Marine Le Pen, the frontrunner in the first round of France’s upcoming presidential elections, has said she will build alliances with Theresa May, Hungarian Prime Minister Viktor Orbán, and Polish leader Jarosław Kaczyński to “dismantle” the European Union (EU) if she is elected.
Ms. Le Pen made the remarks in an interview with Polish newspaper Rzeczpospolita, saying she would “talk to Orbán about what seems unacceptable to us in the European Union, what is intolerable in the EU’s actions today,” and that she would offer “the same deal to Mr Kaczyński”.
“Certainly we will not agree on everything,” she conceded, “but after that, each country is free and sovereign to defend their own interests.”

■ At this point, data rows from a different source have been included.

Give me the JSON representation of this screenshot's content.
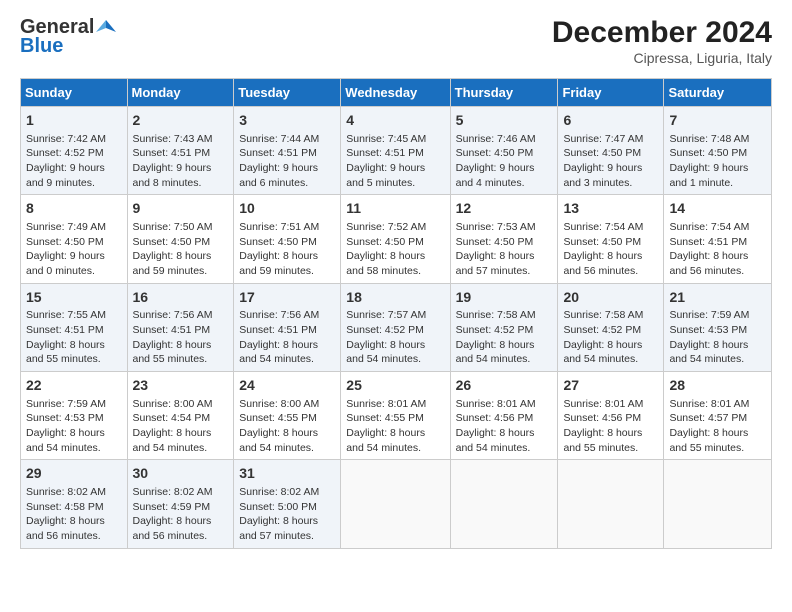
{
  "header": {
    "logo_general": "General",
    "logo_blue": "Blue",
    "title": "December 2024",
    "subtitle": "Cipressa, Liguria, Italy"
  },
  "columns": [
    "Sunday",
    "Monday",
    "Tuesday",
    "Wednesday",
    "Thursday",
    "Friday",
    "Saturday"
  ],
  "weeks": [
    [
      {
        "day": "1",
        "detail": "Sunrise: 7:42 AM\nSunset: 4:52 PM\nDaylight: 9 hours and 9 minutes."
      },
      {
        "day": "2",
        "detail": "Sunrise: 7:43 AM\nSunset: 4:51 PM\nDaylight: 9 hours and 8 minutes."
      },
      {
        "day": "3",
        "detail": "Sunrise: 7:44 AM\nSunset: 4:51 PM\nDaylight: 9 hours and 6 minutes."
      },
      {
        "day": "4",
        "detail": "Sunrise: 7:45 AM\nSunset: 4:51 PM\nDaylight: 9 hours and 5 minutes."
      },
      {
        "day": "5",
        "detail": "Sunrise: 7:46 AM\nSunset: 4:50 PM\nDaylight: 9 hours and 4 minutes."
      },
      {
        "day": "6",
        "detail": "Sunrise: 7:47 AM\nSunset: 4:50 PM\nDaylight: 9 hours and 3 minutes."
      },
      {
        "day": "7",
        "detail": "Sunrise: 7:48 AM\nSunset: 4:50 PM\nDaylight: 9 hours and 1 minute."
      }
    ],
    [
      {
        "day": "8",
        "detail": "Sunrise: 7:49 AM\nSunset: 4:50 PM\nDaylight: 9 hours and 0 minutes."
      },
      {
        "day": "9",
        "detail": "Sunrise: 7:50 AM\nSunset: 4:50 PM\nDaylight: 8 hours and 59 minutes."
      },
      {
        "day": "10",
        "detail": "Sunrise: 7:51 AM\nSunset: 4:50 PM\nDaylight: 8 hours and 59 minutes."
      },
      {
        "day": "11",
        "detail": "Sunrise: 7:52 AM\nSunset: 4:50 PM\nDaylight: 8 hours and 58 minutes."
      },
      {
        "day": "12",
        "detail": "Sunrise: 7:53 AM\nSunset: 4:50 PM\nDaylight: 8 hours and 57 minutes."
      },
      {
        "day": "13",
        "detail": "Sunrise: 7:54 AM\nSunset: 4:50 PM\nDaylight: 8 hours and 56 minutes."
      },
      {
        "day": "14",
        "detail": "Sunrise: 7:54 AM\nSunset: 4:51 PM\nDaylight: 8 hours and 56 minutes."
      }
    ],
    [
      {
        "day": "15",
        "detail": "Sunrise: 7:55 AM\nSunset: 4:51 PM\nDaylight: 8 hours and 55 minutes."
      },
      {
        "day": "16",
        "detail": "Sunrise: 7:56 AM\nSunset: 4:51 PM\nDaylight: 8 hours and 55 minutes."
      },
      {
        "day": "17",
        "detail": "Sunrise: 7:56 AM\nSunset: 4:51 PM\nDaylight: 8 hours and 54 minutes."
      },
      {
        "day": "18",
        "detail": "Sunrise: 7:57 AM\nSunset: 4:52 PM\nDaylight: 8 hours and 54 minutes."
      },
      {
        "day": "19",
        "detail": "Sunrise: 7:58 AM\nSunset: 4:52 PM\nDaylight: 8 hours and 54 minutes."
      },
      {
        "day": "20",
        "detail": "Sunrise: 7:58 AM\nSunset: 4:52 PM\nDaylight: 8 hours and 54 minutes."
      },
      {
        "day": "21",
        "detail": "Sunrise: 7:59 AM\nSunset: 4:53 PM\nDaylight: 8 hours and 54 minutes."
      }
    ],
    [
      {
        "day": "22",
        "detail": "Sunrise: 7:59 AM\nSunset: 4:53 PM\nDaylight: 8 hours and 54 minutes."
      },
      {
        "day": "23",
        "detail": "Sunrise: 8:00 AM\nSunset: 4:54 PM\nDaylight: 8 hours and 54 minutes."
      },
      {
        "day": "24",
        "detail": "Sunrise: 8:00 AM\nSunset: 4:55 PM\nDaylight: 8 hours and 54 minutes."
      },
      {
        "day": "25",
        "detail": "Sunrise: 8:01 AM\nSunset: 4:55 PM\nDaylight: 8 hours and 54 minutes."
      },
      {
        "day": "26",
        "detail": "Sunrise: 8:01 AM\nSunset: 4:56 PM\nDaylight: 8 hours and 54 minutes."
      },
      {
        "day": "27",
        "detail": "Sunrise: 8:01 AM\nSunset: 4:56 PM\nDaylight: 8 hours and 55 minutes."
      },
      {
        "day": "28",
        "detail": "Sunrise: 8:01 AM\nSunset: 4:57 PM\nDaylight: 8 hours and 55 minutes."
      }
    ],
    [
      {
        "day": "29",
        "detail": "Sunrise: 8:02 AM\nSunset: 4:58 PM\nDaylight: 8 hours and 56 minutes."
      },
      {
        "day": "30",
        "detail": "Sunrise: 8:02 AM\nSunset: 4:59 PM\nDaylight: 8 hours and 56 minutes."
      },
      {
        "day": "31",
        "detail": "Sunrise: 8:02 AM\nSunset: 5:00 PM\nDaylight: 8 hours and 57 minutes."
      },
      {
        "day": "",
        "detail": ""
      },
      {
        "day": "",
        "detail": ""
      },
      {
        "day": "",
        "detail": ""
      },
      {
        "day": "",
        "detail": ""
      }
    ]
  ]
}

One of the “many points” on which she believes her administration could work with Hungary and Poland would be the issue of migrant quotas, which both countries have opposed.
Ms. Le Pen told Rzeczpospolita that EU proposals to impose compulsory quotas on member-states and fine countries up to 250,000 euros for every migrant they refuse to take were “madness”.
The Hungarian prime minister has already predicted that 2017 will be a “year of rebellion” against the “United States of Europe advocates” in Brussels, with the country already under attack by “left-wing and liberal politicians” who oppose its robust stance on illegal mass migration.
Meanwhile, Brussels has been exerting an increasing amount of pressure on Poland since the conservative Law and Justice Party (PiS) won office in 2015, first clashing with the new government when it attempted to prevent it from unpicking “corrupt, communist legacies”.
More recently, the bloc has raised hackles by reappointing former Polish Prime Minister Donald Tusk as president of the European Council, despite strong opposition from the current government.
Tusk has been openly denounced as an “icon of evil and stupidity” by the Polish government. PiS leader Jarosław Kaczyński claimed “the rule that high-ranking officials should have the backing of their country was broken” when he was reappointed, potentially setting the bloc on the path to disintegration.
“The [EU] is an organisation dominated by one country. We cannot hide this, this country is Germany,” Kaczynski asserted, indicating that Poland’s allies in Hungary, Slovakia, and the Czech Republic had been strong-armed into supporting Tusk by the Merkel administration.
“[The EU] is dominated so extensively that the pressure on individual politicians is huge,” he said. “If the EU does not abandon this road, it will be consigned to history.”